When evening came and the students departed to their homes, Simon returned to Mr. Cobb's yard, where he was to meet Sophie, and occupied the interval by blacksmith's
work. He had just finished bending an iron rim onto a wheel when she arrived.
"Why!" cried Mr. Cobb. "Is
this
your friend? It's the bonny lass as waits on her Grace. Dang me, but you're a lucky young fellow!"
Sophie had brought a basket of fruit and proposed that she and Simon should walk into Battersea Park and eat their supper sitting on the grass. But the hospitable Mr. Cobb would not hear of such a plan.

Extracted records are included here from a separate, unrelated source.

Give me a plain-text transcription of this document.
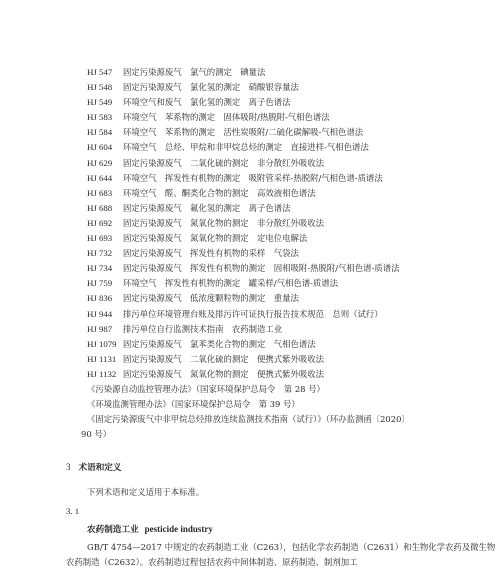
HJ 547 固定污染源废气　氯气的测定　碘量法
HJ 548 固定污染源废气　氯化氢的测定　硝酸银容量法
HJ 549 环境空气和废气　氯化氢的测定　离子色谱法
HJ 583 环境空气　苯系物的测定　固体吸附/热脱附-气相色谱法
HJ 584 环境空气　苯系物的测定　活性炭吸附/二硫化碳解吸-气相色谱法
HJ 604 环境空气　总烃、甲烷和非甲烷总烃的测定　直接进样-气相色谱法
HJ 629 固定污染源废气　二氧化硫的测定　非分散红外吸收法
HJ 644 环境空气　挥发性有机物的测定　吸附管采样-热脱附/气相色谱-质谱法
HJ 683 环境空气　醛、酮类化合物的测定　高效液相色谱法
HJ 688 固定污染源废气　氟化氢的测定　离子色谱法
HJ 692 固定污染源废气　氮氧化物的测定　非分散红外吸收法
HJ 693 固定污染源废气　氮氧化物的测定　定电位电解法
HJ 732 固定污染源废气　挥发性有机物的采样　气袋法
HJ 734 固定污染源废气　挥发性有机物的测定　固相吸附-热脱附/气相色谱-质谱法
HJ 759 环境空气　挥发性有机物的测定　罐采样/气相色谱-质谱法
HJ 836 固定污染源废气　低浓度颗粒物的测定　重量法
HJ 944 排污单位环境管理台账及排污许可证执行报告技术规范　总则（试行）
HJ 987 排污单位自行监测技术指南　农药制造工业
HJ 1079 固定污染源废气　氯苯类化合物的测定　气相色谱法
HJ 1131 固定污染源废气　二氧化硫的测定　便携式紫外吸收法
HJ 1132 固定污染源废气　氮氧化物的测定　便携式紫外吸收法
《污染源自动监控管理办法》（国家环境保护总局令　第 28 号）
《环境监测管理办法》（国家环境保护总局令　第 39 号）
《固定污染源废气中非甲烷总烃排放连续监测技术指南（试行）》（环办监测函〔2020〕
90 号）
3 术语和定义
下列术语和定义适用于本标准。
3. 1
农药制造工业 pesticide industry
GB/T 4754—2017 中规定的农药制造工业（C263），包括化学农药制造（C2631）和生物化学农药及微生物农药制造（C2632）。农药制造过程包括农药中间体制造、原药制造、制剂加工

"Look at the sky!" he admonished them. "Full to busting! There's enough rain up there for a week of Sundays. You'll just be a-setting down to your first nibble when it comes peltering down on you. No, no, you come upstairs and eat your dinners comfor'ble under a roof; Flossie would never let me hear the last of it if I let two young 'uns go off to catch their deaths of pewmony."